原本張飛諸將一直等待著廣陵兵馬前來,可日子一天天過去也不見動靜,而派往廣陵的暗探也傳迴消息,在那駐紮的兵馬並沒有任何變動,依舊每日操練,似乎不知郯城發生變故一般。該等的不來,十日之後卻是另一支兵馬出現在郯城北門外。


    曹家兵馬犯境的消息張飛等人幾日前就已知曉,但困於徐州形勢不明,沒有派出兵馬前往徐、豫、兗三州邊境交匯處阻敵,這也就使得夏侯惇毫無阻礙的來到徐州州治所在。


    站在城頭上往下看,曹家數位大將的模樣均映入眼底,不論是夏侯惇還是曹洪、樂進,都頗具大將風範,太史慈冷笑道:“曹操麾下大將行軍速度倒是不慢,我們且聽他如何說辭!”


    就在太史慈低聲對身旁幾人說道時,夏侯惇也抬頭看向城頭,打馬上前幾步將手中兵器橫擺,冷聲大喝:“城頭守將聽著,某乃兗州大將夏侯惇,奉主公之命特來搭救陶商公子。你等搶奪徐州,實為賊寇行徑,速速出城受死!”


    夏侯惇的嘴遁或許一般,但這一番言辭卻是將大義占住,畢竟他是打著陶家大公子的名義領兵前來。城頭上張飛幾人聽罷卻是心有怒火,都在考慮該如何教訓教訓眼前來犯之敵。


    張飛雖有心出戰,但被一旁太史慈攔下,後者緩緩搖頭低語道:“曹軍剛至氣勢猶盛,今日當避其鋒芒,來日再行計較。”站在右邊的趙雲沒有說話,隻是兩眼直望著城下步卒,心中似乎在盤算著,自己麾下的白馬騎與之對敵時該如何取勝。

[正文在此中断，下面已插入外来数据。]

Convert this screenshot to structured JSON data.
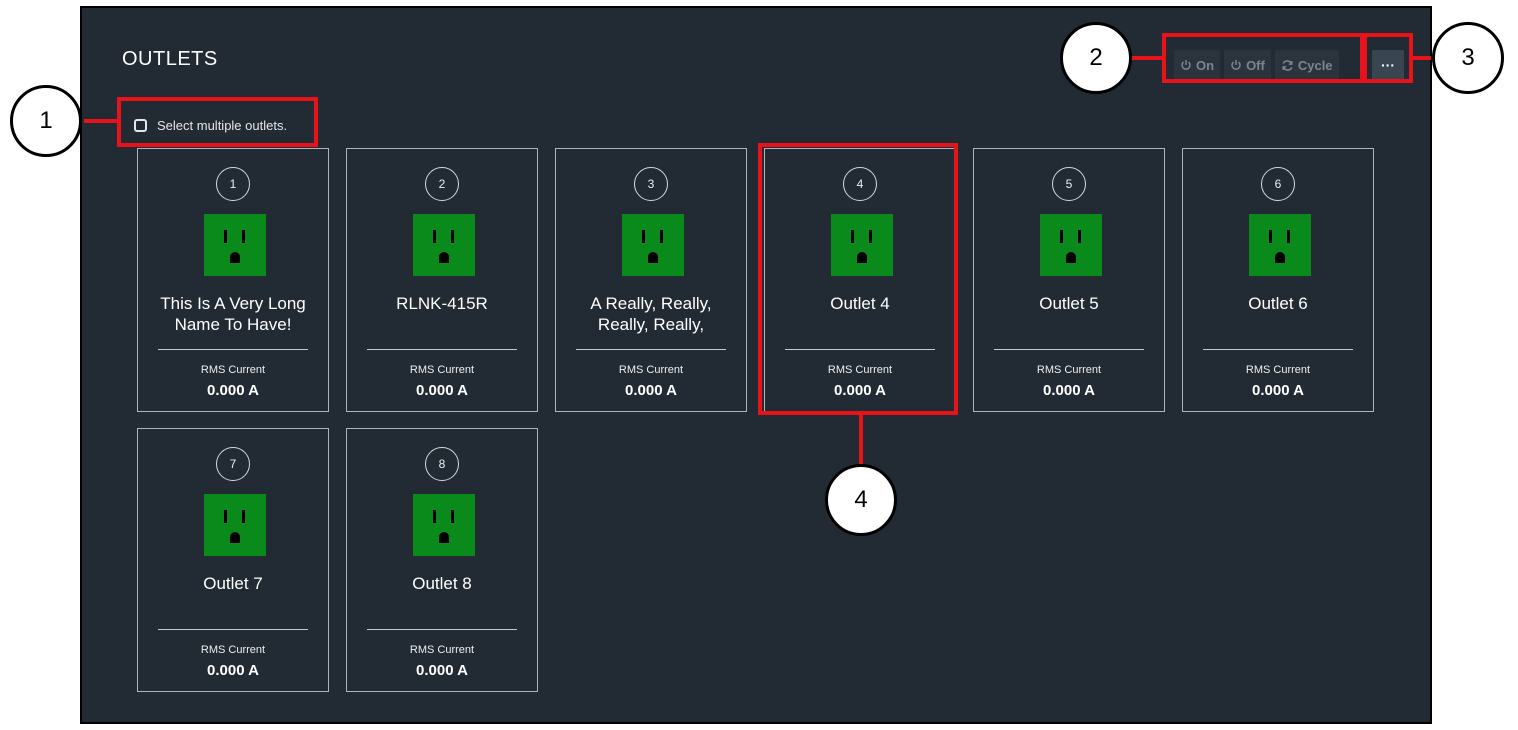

    張飛經過這麽些年的沙場曆練,暴躁的脾氣已經改好許多,被太史慈這麽一攔也就絕了立刻出城的念頭,站定冷笑:“夏侯惇休要蠱惑人心,陶商行大逆不道之事,父死而不發喪,已然全城皆知。你與之合謀,卻是尋錯了對象!”


    “少廢話,全軍攻城!”夏侯惇見城頭將領都沒有出來的意思,便沉聲下令發起進攻。一隊隊兵卒扛著雲梯衝上前,衝車也被推了出來。


    城下兵卒硬攻,卻是讓太史慈大笑,大手一揮麾下弓弩手一齊站定,近兩千弓弩手張弓便射,羽箭密集的衝向城下百步外的敵兵。

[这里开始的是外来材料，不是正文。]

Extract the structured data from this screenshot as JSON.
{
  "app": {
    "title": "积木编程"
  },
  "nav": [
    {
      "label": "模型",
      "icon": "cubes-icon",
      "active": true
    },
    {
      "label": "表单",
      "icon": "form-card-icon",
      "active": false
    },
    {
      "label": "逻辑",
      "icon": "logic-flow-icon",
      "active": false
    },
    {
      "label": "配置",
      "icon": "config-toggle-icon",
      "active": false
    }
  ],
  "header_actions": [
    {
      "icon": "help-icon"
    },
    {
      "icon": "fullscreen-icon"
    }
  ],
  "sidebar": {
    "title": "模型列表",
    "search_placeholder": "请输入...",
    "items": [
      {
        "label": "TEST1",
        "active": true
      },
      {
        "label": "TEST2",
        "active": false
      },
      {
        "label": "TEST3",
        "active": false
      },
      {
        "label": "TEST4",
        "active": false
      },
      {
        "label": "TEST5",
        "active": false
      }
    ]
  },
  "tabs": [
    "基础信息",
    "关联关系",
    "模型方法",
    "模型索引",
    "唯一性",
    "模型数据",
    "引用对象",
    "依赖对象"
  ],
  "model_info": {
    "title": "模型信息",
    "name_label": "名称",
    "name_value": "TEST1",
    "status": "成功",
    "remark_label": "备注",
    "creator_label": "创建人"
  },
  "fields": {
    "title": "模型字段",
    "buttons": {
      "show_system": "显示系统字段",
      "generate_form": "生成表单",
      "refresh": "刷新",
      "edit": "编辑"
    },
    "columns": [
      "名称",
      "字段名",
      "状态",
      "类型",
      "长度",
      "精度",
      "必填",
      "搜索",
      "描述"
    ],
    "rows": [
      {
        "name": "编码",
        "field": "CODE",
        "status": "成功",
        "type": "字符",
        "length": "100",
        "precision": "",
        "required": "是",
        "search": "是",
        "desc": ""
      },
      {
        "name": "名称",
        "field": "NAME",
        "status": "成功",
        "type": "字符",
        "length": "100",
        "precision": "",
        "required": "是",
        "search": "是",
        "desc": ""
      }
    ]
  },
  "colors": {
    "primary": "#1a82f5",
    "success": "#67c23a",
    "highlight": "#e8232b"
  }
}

    “舉盾,繼續前行!”城頭弓箭發威,夏侯惇也是早有準備,一隊隊跟在攻城兵卒旁邊的盾兵很快就把手中的堅盾高舉,為自己也為身旁的兵卒擋下腦袋頂上的進攻。


    夏侯惇既然下令攻城,那自然是有些倚仗,麾下兵卒向前推進被阻,右手再次揮動卻是引出了十餘架投石機。在沒有熱武器的戰場,投石機對城池攻堅戰的威脅無疑是巨大的。見到城下有此利器,便是自信滿滿的太史慈也不由得皺眉。


    ‘嗖嗖’足有上十斤重的巨石飛向城頭,雖然因為剛入戰場準心不夠而沒能造成兵卒損失,但城頭守兵,特別是徐州兵卒都被嚇的不輕。一個石塊落入城頭,就帶起無數石屑、木屑,不少兵卒都忍不住念想石頭砸在自己身上會如何。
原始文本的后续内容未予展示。